July 01, 2006
There is no more functional movement than picking up something heavy, as we do in the deadlift, writes Mark Rippetoe of The Witchita Falls Athletic Club/CrossFit Witchita Falls in part 5 of his series on the slow lifts.
The deadlift is one of the things our bodies are built to do. By practicing, we gain proficiency at movements we are frequently called on to perform in nature.
The lower back needs to be extended, or arched, during the entire pull so the bones of the spine stay in the right position to bear a load safely. The thoracic spine needs to be in a correct position too, best accomplished by keeping the chest up during the pull. The position is the same one that you assume when standing erect normally and correctly, referred to as “normal anatomical position.”

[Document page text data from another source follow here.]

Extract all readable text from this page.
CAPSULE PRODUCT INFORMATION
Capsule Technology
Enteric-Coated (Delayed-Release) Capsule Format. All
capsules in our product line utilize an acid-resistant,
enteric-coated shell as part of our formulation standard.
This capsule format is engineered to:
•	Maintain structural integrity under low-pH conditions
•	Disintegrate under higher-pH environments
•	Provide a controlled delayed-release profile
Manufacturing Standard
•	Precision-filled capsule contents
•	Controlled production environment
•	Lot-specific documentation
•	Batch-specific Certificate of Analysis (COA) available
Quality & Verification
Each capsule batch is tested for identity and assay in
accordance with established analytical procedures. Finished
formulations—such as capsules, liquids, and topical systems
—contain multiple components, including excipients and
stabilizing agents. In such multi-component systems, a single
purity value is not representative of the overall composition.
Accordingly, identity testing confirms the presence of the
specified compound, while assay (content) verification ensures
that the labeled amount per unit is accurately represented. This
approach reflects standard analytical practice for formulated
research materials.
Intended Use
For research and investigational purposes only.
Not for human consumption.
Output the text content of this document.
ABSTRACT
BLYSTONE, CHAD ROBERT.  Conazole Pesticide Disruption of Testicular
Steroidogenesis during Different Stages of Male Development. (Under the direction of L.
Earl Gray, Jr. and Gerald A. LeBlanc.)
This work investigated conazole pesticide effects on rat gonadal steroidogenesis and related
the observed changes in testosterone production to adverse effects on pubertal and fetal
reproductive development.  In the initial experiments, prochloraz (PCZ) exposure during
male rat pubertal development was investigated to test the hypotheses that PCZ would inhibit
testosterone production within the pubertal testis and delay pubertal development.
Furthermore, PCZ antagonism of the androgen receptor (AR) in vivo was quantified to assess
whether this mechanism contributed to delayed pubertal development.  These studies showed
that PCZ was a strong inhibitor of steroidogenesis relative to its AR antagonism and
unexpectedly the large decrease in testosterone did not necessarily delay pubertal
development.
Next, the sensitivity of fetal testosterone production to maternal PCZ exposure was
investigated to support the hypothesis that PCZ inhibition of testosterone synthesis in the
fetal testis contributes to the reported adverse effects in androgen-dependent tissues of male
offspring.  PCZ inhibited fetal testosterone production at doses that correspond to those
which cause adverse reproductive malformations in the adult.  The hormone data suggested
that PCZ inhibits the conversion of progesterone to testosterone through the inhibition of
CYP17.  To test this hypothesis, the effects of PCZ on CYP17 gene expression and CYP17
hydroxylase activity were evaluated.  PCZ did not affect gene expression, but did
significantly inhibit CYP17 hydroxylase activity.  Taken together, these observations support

The low back arch is not natural for some people, and it must be worked on and coached diligently if it is not right. The upper back, “chest-up” position can cause problems with our other main consideration, the bar path, if it is not understood clearly.
The chest-up position has nothing to do with the back angle. The chest can be lifted by the thoracic contraction in any position, standing straight up or bent over at the waist. So can the lower back extension, the movement that tightens the muscles that protect the lumbar spine. This skill needs to be developed so that a tight back position can be assumed whenever it is necessary, in any position, whether deadlifting or picking up the groceries.